Rendering, Carmack and Machinima
Posted: June 30th, 2002 | 2 Comments »This
Ask Slashdot item caught my eye because the question seemed so ludicrous:
When will the big movie graphics houses (such as Pixar
and Industrial Might and Logic) be switching
over from their massive renderfarms to GPUs (graphics cards, to you and me)
such as those produced by NVIDIA and
ATI? My initial reaction
was the same as
the first
post I saw: “Is this a slow news day or what???”
NVIDIA may be offering
Personal Cinema
but actual cinema-quality rendering is several leagues away, surely?

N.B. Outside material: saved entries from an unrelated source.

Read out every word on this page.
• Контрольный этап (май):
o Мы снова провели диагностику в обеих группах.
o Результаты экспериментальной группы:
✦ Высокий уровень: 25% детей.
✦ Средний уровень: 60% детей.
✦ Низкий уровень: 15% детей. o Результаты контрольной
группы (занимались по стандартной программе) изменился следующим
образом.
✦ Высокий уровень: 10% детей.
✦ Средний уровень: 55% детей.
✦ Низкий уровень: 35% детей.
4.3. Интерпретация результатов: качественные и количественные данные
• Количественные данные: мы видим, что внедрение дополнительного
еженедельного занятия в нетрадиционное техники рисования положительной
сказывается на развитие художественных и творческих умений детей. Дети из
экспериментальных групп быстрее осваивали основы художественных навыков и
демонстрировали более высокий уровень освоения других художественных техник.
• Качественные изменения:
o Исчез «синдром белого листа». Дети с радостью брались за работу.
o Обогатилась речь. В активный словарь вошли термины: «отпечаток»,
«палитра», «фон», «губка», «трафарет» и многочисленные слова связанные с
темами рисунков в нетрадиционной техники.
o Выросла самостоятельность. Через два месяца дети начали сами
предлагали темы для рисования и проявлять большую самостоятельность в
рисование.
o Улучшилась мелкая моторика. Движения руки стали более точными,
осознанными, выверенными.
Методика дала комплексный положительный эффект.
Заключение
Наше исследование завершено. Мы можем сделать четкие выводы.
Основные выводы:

Not so, says John Carmack,
and he should know – his .plan file
has been the game-tech geek’s most essential read for years. (You
remember .plan files, right? They were like blogs, except you didn’t
have to spend hours making the HTML look good)
His post mentions
the upcoming floating-point capabilities of the next generation of GPUs and
an SGI paper showing
that this feature is “the last gating factor”. In summary:
[...] you will be able to fit more frame rendering power in a single tower case than
Pixar’s entire rendering farm. Next year.
Whoah.
(It turns out that the Ask Slashdot item in question was talking more about live,
improvised CGI than big movie render jobs, so my kneejerk reaction was doubly
unfair. It refers to Machinima, the hobby
of creating shorts using existing game engines, such as the surfeit of
gung-ho Quake movies a few years back. You do occasionally get some goodies,
though: Nanoflix’s Rendezvous
is cute (and just about worth the pain required to get the Windows-only
engine going). But if you’re looking for something visually gorgeous,
check out the new ILM short,
Work In Progress.)
Uuh. I believe the name of the company is “Industrial Light & Magic”. Might & Logic was the fictional toy manufacturer in the old Lucasarts game “Night Shift”.
Yes, I know that. It was a weak attempt at humour, much like in the game. But I’m glad someone got the reference.